As stated, the servlets need to be instantiated using the nullary constructor, and so you cannot define a non-nullary constructor and expect it to be used. Any initialization that relies upon any context information must wait until the init() life-cycle method is called. You could, I suppose, perform simple initialization in a nullary constructor, but to do so is counter to convention and therefore a poor practice.
The init() method is typically used to perform servlet initialization--creating or loading objects that are used by the servlet in the handling of its requests. Why not use a constructor instead? Well, in JDK 1.0 (for which servlets were originally written), constructors for dynamically loaded Java classes (such as servlets) couldn't accept arguments. So, in order to provide a new servlet any information about itself and its environment, a server had to call a servlet's init() method and pass along an object that implements the ServletConfig interface. Also, Java doesn't allow interfaces to declare constructors. This means that the javax.servlet.Servlet interface cannot declare a constructor that accepts a ServletConfig parameter.
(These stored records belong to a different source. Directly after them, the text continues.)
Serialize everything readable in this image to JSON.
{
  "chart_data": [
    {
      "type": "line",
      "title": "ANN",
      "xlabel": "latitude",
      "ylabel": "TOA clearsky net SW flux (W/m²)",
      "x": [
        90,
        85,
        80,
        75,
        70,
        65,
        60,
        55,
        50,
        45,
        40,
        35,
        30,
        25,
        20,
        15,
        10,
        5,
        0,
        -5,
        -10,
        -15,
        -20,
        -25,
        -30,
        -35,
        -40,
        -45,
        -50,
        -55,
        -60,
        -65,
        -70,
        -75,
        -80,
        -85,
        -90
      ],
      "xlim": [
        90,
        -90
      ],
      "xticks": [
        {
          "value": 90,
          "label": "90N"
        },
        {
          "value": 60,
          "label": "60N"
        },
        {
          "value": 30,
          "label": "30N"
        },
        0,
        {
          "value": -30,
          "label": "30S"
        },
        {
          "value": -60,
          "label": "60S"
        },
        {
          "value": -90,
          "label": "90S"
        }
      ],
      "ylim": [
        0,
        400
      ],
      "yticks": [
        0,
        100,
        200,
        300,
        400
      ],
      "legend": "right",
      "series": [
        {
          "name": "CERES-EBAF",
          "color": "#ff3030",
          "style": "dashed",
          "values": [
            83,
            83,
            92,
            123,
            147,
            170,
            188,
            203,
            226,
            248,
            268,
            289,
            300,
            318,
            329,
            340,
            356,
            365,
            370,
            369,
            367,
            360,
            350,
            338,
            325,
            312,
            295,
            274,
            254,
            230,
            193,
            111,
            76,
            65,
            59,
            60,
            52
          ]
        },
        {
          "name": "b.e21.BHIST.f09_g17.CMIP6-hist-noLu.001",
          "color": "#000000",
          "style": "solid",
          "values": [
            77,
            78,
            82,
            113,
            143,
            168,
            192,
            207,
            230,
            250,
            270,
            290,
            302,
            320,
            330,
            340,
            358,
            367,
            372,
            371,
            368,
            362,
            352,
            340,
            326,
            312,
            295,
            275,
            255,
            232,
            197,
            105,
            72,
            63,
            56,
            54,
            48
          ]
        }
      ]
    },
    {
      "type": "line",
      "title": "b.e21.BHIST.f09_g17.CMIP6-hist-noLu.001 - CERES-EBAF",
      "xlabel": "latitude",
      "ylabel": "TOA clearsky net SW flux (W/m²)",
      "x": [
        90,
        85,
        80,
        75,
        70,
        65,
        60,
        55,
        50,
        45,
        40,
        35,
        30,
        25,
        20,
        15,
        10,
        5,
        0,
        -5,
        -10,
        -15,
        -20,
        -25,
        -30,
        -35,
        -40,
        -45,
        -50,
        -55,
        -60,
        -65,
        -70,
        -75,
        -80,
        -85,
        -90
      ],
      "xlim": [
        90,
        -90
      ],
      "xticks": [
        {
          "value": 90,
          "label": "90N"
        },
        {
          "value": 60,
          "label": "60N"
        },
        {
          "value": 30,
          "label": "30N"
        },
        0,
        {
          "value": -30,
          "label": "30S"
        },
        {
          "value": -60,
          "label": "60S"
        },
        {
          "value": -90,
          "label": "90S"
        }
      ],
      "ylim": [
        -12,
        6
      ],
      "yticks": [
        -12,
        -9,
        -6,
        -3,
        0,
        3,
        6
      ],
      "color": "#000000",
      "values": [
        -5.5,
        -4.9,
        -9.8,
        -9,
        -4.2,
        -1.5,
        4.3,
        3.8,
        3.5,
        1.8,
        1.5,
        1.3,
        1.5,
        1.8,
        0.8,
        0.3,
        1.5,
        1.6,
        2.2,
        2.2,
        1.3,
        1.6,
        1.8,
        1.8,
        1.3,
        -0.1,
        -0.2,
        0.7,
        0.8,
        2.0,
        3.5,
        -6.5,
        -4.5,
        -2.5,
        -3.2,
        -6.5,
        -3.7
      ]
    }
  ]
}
It has to declare another method, like init(). It's still possible, of course, for you to define constructors for your servlets, but in the constructor you don't have access to the ServletConfig object or the ability to throw a ServletException.
Bottom line. Servlets follow the JavaBean architectural paradigm. One of the core principles of JavaBeans is that they should provide a no-argument constructor method so that a simple generic brain-dead BeanClass.newInstance() can be used to construct the bean without regard to environment or context. Environmental/contextual considerations should be managed post-construction. In the case of servlets, that's the init() method.